Num país sem tradição memorialística, como é o caso português, no qual as memórias representam sobretudo a justificação de acções pretéritas, procurei apresentar a minha vida friamente. O facto de ter tentado registar tudo aquilo que vivi pode criar a ilusão de objectividade, mas é evidente que cada um cria a «sua» própria história e a da «sua» família.
O excerto, retirado da introdução à autobiografia de Maria Filomena Mónica, explica claramente o que se pode encontrar em Bilhete de Identidade – uma tentativa de que a objectividade presidisse à escrita destas memórias. Não obstante, a objectividade é aqui evocada não no sentido de filtrar o passado, mas no sentido de não retirar ou incluir episódios da vida por autocensura ou por outra qualquer razão. Todavia, e como se explicita na segunda parte do excerto, dificilmente poderá alguém rever a sua vida sem mácula de subjectividade. Maria Filomena Mónica não é excepção, como ela própria adverte o leitor ao afirmar que este não encontrará no seu livro a Verdade, mas apenas a sua verdade.
Ora, a falta de “tradição memorialística” a que alude a autora tem consequências também na forma como lemos um género não muito usual na nossa língua. Nos primeiros capítulos, foi comum não ver com bons olhos certas passagens, principalmente quando começaram a aparecer referências às “criadas” da família Mónica, termo que sempre me pareceu insultuoso. Depois, com a descrição da vida escolar, também senti que havia ali uma ponta de orgulho injustificada, já que a rebeldia à instituição não lhe seria perdoada se ela não proviesse de uma família como a sua. No entanto, trocando impressões com o amigo que simpaticamente me emprestou o livro, consegui aplacar a tentação de ver as memórias de outra pessoa apenas com os meus olhos.
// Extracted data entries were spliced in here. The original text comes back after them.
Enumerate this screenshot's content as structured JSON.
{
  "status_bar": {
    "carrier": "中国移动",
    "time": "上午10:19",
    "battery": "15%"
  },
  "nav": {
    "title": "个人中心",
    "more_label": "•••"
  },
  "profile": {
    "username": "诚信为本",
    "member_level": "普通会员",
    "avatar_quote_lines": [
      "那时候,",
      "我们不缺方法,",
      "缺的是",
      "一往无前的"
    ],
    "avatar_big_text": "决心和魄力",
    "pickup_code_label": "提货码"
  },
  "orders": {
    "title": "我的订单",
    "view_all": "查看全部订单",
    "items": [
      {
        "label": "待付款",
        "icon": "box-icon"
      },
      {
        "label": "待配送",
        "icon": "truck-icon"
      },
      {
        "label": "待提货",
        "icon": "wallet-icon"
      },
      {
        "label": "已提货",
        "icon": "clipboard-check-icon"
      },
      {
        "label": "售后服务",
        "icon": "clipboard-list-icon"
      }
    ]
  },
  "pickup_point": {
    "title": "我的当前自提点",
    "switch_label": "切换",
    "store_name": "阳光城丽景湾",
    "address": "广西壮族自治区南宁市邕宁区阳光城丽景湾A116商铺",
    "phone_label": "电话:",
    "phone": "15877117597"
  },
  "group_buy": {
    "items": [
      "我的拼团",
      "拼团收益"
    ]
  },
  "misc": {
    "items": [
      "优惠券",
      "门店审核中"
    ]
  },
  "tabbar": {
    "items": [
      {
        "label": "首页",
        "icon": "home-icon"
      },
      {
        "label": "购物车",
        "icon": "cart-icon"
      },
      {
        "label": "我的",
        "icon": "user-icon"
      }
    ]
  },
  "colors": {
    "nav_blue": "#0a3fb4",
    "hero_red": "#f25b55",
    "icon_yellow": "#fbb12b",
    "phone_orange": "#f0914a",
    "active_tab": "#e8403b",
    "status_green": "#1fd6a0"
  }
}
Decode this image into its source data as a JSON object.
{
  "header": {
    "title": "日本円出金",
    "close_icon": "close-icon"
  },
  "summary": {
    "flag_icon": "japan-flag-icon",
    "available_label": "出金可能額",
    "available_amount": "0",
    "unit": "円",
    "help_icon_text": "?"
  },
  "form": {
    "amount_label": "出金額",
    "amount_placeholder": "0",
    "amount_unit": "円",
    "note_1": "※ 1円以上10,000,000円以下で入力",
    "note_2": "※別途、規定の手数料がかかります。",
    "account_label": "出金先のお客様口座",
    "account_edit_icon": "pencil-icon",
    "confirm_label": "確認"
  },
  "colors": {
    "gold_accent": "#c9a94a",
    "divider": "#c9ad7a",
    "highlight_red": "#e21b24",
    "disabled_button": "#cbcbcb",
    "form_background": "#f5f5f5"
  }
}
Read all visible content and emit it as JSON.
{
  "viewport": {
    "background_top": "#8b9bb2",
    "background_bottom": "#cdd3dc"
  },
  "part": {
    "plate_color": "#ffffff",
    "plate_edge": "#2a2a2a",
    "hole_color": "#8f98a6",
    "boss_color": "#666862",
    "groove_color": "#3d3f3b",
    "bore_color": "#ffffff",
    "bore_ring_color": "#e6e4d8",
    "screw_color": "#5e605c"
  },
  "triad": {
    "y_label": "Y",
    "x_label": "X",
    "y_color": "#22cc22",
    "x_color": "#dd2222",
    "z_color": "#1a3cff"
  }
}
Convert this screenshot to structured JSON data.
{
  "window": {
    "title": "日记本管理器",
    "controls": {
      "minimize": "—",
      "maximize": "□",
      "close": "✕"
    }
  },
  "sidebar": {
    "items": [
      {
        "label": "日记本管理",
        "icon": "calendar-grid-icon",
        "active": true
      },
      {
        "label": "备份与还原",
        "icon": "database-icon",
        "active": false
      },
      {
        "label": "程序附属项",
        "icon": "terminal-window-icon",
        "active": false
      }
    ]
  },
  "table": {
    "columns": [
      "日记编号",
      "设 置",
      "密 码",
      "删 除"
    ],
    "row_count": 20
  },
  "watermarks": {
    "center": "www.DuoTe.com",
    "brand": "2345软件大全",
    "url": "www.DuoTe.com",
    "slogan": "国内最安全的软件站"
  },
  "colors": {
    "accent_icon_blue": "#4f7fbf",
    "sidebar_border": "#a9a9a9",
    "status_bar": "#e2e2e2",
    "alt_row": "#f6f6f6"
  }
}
O conselho de enquadrar Maria Filomena Mónica no seu contexto foi seguido, o que me permitiu ler o livro com objectividade, definitivamente mais necessária do lado do leitor do que do lado do escritor, neste caso.
Muito embora não seja uma leitora assídua de biografias ou de autobiografias, julgo que a premissa de que partiu a autora de publicar o seu livro “sem medos, nem sentimentalismos” beneficia sobretudo o leitor. Ainda assim, e ironicamente, o tom excessivamente sentimentalista que marca as páginas em que Maria Filomena Mónica fala do seu casamento, principalmente no capítulo dedicado ao seu fim, prejudica o livro no seu todo por lhe quebrar o ritmo.
Não obstante, estas memórias ganham um novo fôlego com a ida de Maria Filomena Mónica para Inglaterra, até porque, a partir deste ponto, a vida da autora se vai cruzando de forma mais intensa com a vida política nacional. Com a Revolução de Abril, temos a possibilidade de ver esse cruzamento entre a vida pessoal da autora com a agitação social e política que marcou Portugal e, aqui sim, talvez pelo tempo já passado, é-nos dada uma visão desse período sem sentimentalismos.
Maria Filomena Mónica, Bilhete de Identidade: memórias 1943-1976, Alêtheia Editores, 2006.